Chen didn't believe me. His expression made that clear. But he was professional enough to table the question.
"Quincy's down," he reported. "Buried in debris near the roof access. We're not sure if he's alive."
"And the trigger device?"
"Still looking for it."
I pulled up the Census, scanning for the detonator's electronic signature. Found it — crushed beneath a concrete slab three feet from Quincy's last position.
"It's destroyed. The secondary charges that detonated were the last of them."
"You're sure?"
[DEMOLITION SYSTEMS: INERT]
[STRUCTURAL DAMAGE: SIGNIFICANT BUT STABLE]
[EVACUATION RECOMMENDED]
"I'm sure."
Chen nodded slowly. "Then let's get everyone out. This building's not going to be stable for long."
The evacuation began. Alpha Team members helped the wounded defectors who'd survived the explosion. Medical personnel arrived through the cleared stairwell, rushing to assess casualties. The organized chaos of victory spread through the building.
And through it all, Rachel stayed close to me. Not speaking. Just watching. Processing.
I knew that look. It was the same expression she wore when analyzing viral samples — the methodical dissection of something she didn't understand, piece by piece, until understanding emerged.
I was the sample now.
---
We emerged from the building into Caribbean morning light.
The cure production facility stood intact across the compound, its systems humming with the process Rachel had started hours ago. Green's teams were establishing a perimeter, securing prisoners, coordinating with Nathan James. The battle for Guantanamo was over.
But for me, a different battle was just beginning.
"Calloway."
Chandler's voice came over the radio. Direct. Commanding.
"Sir."
"Report to me immediately. In person."
"Understood, sir."
The channel clicked silent. I looked at Rachel, who stood beside me in her blood-soaked clothes, her expression a mixture of exhaustion and determination.
"You're going to tell him what you told me," she said. It wasn't a question.
"I'm going to tell him something. Whether it's the full truth depends on how much truth he can handle."
"And me?" Her eyes held mine. "How much truth can I handle?"
The question deserved an answer. A real one, not the deflections and half-truths I'd offered before.
"More than I've given you. More than I thought I could give anyone." I took a breath. "When this debrief is over, I'll tell you everything. The parts that make sense and the parts that don't. The secrets I've kept and the reasons I kept them."
"Everything?"
"Everything I can. Some things—" I hesitated, feeling the speech block's presence at the edge of my awareness. "Some things won't come out right. The words won't form. But I'll try."

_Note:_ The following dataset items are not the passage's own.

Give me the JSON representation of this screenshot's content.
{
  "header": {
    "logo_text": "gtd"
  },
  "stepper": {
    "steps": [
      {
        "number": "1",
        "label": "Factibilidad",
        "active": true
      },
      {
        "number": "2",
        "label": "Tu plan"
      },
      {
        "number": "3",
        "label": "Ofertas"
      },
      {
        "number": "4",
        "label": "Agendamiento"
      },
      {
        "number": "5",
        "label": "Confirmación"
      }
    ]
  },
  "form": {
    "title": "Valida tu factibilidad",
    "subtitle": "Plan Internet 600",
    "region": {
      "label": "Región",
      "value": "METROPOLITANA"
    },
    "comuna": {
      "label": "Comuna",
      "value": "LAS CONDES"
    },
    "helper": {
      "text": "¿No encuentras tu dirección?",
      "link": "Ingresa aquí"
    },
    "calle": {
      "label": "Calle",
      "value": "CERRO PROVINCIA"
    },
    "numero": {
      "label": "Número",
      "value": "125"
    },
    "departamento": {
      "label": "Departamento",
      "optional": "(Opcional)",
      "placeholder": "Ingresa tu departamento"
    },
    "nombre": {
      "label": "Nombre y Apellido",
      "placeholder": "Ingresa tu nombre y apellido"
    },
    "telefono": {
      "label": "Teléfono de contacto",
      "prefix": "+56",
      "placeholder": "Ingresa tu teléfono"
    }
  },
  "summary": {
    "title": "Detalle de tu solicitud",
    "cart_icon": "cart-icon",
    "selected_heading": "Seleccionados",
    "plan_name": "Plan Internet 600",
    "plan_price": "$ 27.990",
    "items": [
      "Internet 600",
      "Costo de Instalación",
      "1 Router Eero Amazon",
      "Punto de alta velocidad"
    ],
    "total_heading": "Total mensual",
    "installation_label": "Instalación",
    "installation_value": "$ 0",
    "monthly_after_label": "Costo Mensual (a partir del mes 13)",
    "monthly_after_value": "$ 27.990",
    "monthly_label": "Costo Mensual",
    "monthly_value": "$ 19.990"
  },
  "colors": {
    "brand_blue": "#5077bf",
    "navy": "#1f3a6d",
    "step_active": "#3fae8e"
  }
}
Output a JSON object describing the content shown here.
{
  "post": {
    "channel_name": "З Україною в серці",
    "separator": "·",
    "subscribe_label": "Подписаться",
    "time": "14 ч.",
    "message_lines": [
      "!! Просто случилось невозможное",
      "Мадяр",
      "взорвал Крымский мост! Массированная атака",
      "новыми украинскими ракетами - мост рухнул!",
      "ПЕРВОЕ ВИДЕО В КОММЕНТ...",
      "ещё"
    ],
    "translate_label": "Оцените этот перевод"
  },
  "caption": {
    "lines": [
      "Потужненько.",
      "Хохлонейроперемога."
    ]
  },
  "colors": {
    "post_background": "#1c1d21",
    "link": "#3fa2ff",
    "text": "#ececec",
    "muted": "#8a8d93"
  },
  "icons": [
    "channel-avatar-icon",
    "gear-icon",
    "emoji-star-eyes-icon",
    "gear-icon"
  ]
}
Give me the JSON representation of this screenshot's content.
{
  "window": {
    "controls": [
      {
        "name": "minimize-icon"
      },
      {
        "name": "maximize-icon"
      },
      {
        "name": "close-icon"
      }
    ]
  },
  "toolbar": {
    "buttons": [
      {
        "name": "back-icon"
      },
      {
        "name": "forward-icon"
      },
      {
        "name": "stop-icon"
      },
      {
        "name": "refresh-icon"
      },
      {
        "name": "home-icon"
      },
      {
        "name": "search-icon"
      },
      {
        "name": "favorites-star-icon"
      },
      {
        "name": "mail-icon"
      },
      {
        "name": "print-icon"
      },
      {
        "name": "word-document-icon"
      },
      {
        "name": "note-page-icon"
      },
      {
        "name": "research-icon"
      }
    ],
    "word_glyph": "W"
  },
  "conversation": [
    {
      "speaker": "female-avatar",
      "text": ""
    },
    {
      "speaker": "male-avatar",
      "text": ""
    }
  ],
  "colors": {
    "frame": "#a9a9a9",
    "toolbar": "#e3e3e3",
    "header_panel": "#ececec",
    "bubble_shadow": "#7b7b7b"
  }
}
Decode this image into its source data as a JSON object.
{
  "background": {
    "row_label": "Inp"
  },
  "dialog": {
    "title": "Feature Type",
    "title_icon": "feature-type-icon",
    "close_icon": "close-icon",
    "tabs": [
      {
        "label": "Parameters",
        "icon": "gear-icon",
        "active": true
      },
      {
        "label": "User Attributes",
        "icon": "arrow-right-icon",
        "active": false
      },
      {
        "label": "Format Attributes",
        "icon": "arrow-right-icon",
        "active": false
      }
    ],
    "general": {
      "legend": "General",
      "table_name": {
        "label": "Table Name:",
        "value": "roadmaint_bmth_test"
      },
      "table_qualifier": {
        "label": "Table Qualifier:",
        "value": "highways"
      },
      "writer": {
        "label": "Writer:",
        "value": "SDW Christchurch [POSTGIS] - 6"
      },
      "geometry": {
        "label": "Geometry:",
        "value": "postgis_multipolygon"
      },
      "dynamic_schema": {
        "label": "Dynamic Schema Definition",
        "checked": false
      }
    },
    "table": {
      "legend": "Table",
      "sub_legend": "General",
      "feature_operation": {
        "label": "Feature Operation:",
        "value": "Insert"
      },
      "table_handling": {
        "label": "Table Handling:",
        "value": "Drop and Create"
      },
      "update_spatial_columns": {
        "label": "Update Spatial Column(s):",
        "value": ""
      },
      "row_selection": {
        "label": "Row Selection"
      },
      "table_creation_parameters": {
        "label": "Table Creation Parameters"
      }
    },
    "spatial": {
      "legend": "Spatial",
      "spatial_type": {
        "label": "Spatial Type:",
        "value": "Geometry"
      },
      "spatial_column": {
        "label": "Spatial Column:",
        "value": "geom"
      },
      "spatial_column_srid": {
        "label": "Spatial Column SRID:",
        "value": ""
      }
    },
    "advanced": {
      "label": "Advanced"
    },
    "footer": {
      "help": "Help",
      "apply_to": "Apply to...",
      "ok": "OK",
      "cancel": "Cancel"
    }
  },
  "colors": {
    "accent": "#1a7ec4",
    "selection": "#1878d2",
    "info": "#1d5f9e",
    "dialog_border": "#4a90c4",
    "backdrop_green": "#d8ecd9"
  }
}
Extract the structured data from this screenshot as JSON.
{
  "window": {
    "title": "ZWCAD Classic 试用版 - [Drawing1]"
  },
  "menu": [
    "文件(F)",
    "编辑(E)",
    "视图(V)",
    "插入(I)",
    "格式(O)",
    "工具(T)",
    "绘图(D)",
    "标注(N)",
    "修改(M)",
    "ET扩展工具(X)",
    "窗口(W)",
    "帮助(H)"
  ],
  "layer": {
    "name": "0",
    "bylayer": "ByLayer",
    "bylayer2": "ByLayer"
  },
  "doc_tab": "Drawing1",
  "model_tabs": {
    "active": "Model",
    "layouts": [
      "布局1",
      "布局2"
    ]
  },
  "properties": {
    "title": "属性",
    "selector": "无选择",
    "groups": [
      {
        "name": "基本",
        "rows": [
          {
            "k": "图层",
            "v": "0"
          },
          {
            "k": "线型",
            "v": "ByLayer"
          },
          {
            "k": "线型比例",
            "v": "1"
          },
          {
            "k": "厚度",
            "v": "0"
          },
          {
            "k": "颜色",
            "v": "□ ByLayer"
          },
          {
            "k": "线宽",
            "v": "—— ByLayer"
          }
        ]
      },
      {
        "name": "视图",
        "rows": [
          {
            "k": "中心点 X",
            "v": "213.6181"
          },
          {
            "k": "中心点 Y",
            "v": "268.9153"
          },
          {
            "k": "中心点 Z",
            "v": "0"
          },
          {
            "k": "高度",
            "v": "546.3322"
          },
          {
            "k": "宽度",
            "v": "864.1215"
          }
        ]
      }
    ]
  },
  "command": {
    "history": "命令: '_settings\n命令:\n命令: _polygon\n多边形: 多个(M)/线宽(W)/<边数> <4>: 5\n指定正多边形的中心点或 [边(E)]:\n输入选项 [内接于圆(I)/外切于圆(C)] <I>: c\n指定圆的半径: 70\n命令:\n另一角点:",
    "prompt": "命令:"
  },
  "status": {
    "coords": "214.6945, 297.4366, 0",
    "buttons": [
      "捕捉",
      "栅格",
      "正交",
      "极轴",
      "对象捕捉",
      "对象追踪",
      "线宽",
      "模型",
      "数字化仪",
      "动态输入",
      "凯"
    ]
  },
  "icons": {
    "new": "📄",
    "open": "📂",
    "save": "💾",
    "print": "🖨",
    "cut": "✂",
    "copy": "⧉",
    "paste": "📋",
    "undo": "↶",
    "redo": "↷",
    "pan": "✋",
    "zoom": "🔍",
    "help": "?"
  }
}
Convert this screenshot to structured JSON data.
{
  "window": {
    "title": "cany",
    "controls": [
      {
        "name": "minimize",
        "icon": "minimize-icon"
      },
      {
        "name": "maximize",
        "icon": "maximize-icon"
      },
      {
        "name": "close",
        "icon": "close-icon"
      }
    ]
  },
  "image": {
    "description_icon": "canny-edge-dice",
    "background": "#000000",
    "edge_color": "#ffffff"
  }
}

Rachel studied me for a long moment. Then she nodded, a single sharp movement.
"After the debrief. I'll be waiting."
She walked toward the medical station, toward the casualties who needed her expertise. I watched her go, feeling something shift in the space between us.
The secret was out. The questions were coming. The life I'd built in this body, carefully constructed on foundations of deception and misdirection, was about to collapse.
But Rachel was alive.
[GP: 875]
[GUANTANAMO CRISIS: RESOLVED]
[TERRITORY CLAIM: PENDING]
[EXPOSURE STATUS: PARTIAL — WITNESSES: 3+]
I turned and walked toward the command post where Chandler waited.
Whatever came next, I'd face it with the truth I should have offered from the beginning.
Even if that truth sounded like madness.